Another question addresses the stigma of getting help for mental health concerns. “If your child resists or refuses seeking help from a counselor, ask them, ‘Why don’t you want to go? What are you afraid of?’ and then listen,” Gray said.
“I’ve been working in this field for over 25 years. More has happened in the last five years to prevent suicide and reduce the stigma of getting help than in the 20 before then. So we’re seeing improvements,” Gray said.
One parent asked about the protocol the school follows when the death of a student has been reported. “First we verify. We have Resource Officer Ricci to help with that. We don’t want to put out any misinformation.”
Bingham said the next step is to notify the student body, but they have changed the way they do that. “We don’t make a general announcement anymore. We send people, counselors and other staff to every classroom and tell the students in person that one of their classmates has passed away,” Bingham said.
After that, the school informs the parents of the student body, contacts the district, creates a crisis team and focuses on the needs of the “kids who are still here.” They respect the wishes of the family in choosing what information to share.
One parent read a text message question from her daughter who asked about missing homework and getting behind in class due to the grieving process. Hatton and Bingham said that when that happens, students should speak with teachers or with administrators. “They can come tell me, and most teachers would help them get caught up,” Bingham said.
Other questions addressed what to do if kids are joking about suicide. Hatton said that she herself realized she was using language that was inappropriate. “You need to model the correct behavior. I don’t say things like ‘Kill me now’ when I’m stressed out anymore.”

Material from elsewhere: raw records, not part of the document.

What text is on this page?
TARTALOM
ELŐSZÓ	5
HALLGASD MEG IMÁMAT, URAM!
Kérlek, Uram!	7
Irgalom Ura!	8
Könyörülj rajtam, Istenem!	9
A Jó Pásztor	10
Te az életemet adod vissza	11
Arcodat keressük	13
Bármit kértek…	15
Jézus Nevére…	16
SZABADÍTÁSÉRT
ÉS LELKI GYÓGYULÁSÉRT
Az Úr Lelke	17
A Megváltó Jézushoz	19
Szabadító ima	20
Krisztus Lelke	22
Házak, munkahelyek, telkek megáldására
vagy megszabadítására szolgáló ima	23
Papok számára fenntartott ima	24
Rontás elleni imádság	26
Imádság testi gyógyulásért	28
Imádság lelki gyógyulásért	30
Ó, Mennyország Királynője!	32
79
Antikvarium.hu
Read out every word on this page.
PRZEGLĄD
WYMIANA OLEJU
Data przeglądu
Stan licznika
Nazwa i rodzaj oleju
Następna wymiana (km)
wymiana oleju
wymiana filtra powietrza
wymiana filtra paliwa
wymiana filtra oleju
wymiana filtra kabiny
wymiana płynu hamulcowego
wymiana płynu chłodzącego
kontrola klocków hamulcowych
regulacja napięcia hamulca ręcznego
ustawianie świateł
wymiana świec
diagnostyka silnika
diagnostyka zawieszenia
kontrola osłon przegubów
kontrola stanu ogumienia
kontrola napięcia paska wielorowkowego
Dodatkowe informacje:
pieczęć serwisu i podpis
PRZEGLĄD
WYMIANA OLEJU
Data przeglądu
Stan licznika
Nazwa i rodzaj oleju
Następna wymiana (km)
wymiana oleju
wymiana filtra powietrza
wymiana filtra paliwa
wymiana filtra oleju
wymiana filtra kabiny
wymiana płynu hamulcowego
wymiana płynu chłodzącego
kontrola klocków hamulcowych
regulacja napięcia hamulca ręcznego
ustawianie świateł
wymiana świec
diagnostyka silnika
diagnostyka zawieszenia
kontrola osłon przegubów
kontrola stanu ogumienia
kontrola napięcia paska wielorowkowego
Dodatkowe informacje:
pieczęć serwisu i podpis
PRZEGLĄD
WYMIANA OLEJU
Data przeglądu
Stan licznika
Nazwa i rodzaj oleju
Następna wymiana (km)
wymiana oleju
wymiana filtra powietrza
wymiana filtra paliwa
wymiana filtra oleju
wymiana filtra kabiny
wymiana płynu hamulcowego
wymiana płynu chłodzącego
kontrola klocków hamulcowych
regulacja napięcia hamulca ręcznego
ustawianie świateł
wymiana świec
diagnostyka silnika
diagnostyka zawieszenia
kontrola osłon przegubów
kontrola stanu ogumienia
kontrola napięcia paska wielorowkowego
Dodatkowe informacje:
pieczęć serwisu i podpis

Other panelists discussed the logistics of keeping kids safe. “If you have pills, if you have guns or ammunition, go home tonight and do what you need to do to keep them out of the hands of your kids. I can’t stress that enough,” Colburn said.
Two points focused on what has proven to work, and what hasn’t. The first is asking the question outright: “Are you thinking of killing yourself?” “The Mayo Clinic produced this video, and it discusses asking this question. It has been shown that this question itself doesn’t raise the risk of suicide. It opens the door to a conversation. But it’s a hard question to ask,” Hatton said.
Hatton and Gray both said that whatever the answer is, just listen. When you do reply, make sure what you say is validating and empathetic. And then reach out if appropriate. “There are some secrets you don’t keep,” Gray said.
One thing that is avoided is reporting by the media. “We know that when the media reports a suicide, then more occur. We don’t want it to become a cluster of suicides. So schools have a tightrope to walk between getting out information and keeping kids safe,” Gray said.
The panel all said that parents can model resilience behaviors for kids. “They need to see you reach out for help. They need to know that no one does it alone. They need to see you fall and then get back up again,” Hatton said.
The meeting was well-attended, but could have accommodated hundreds more parents. Someone asked, “How do we engage the parents who aren’t here tonight?” Hatton echoed her theme to reach out. “Post something on social media that you learned tonight, talk to other parents the next time you see them. Don’t just reach out when things are wrong, reach out when you learned something.”
The Safe UT app is available for phones and also as a website at safeut.med.utah.edu. The National Suicide Prevention line and chat is available 24 hours a day at 1-800-273-8255.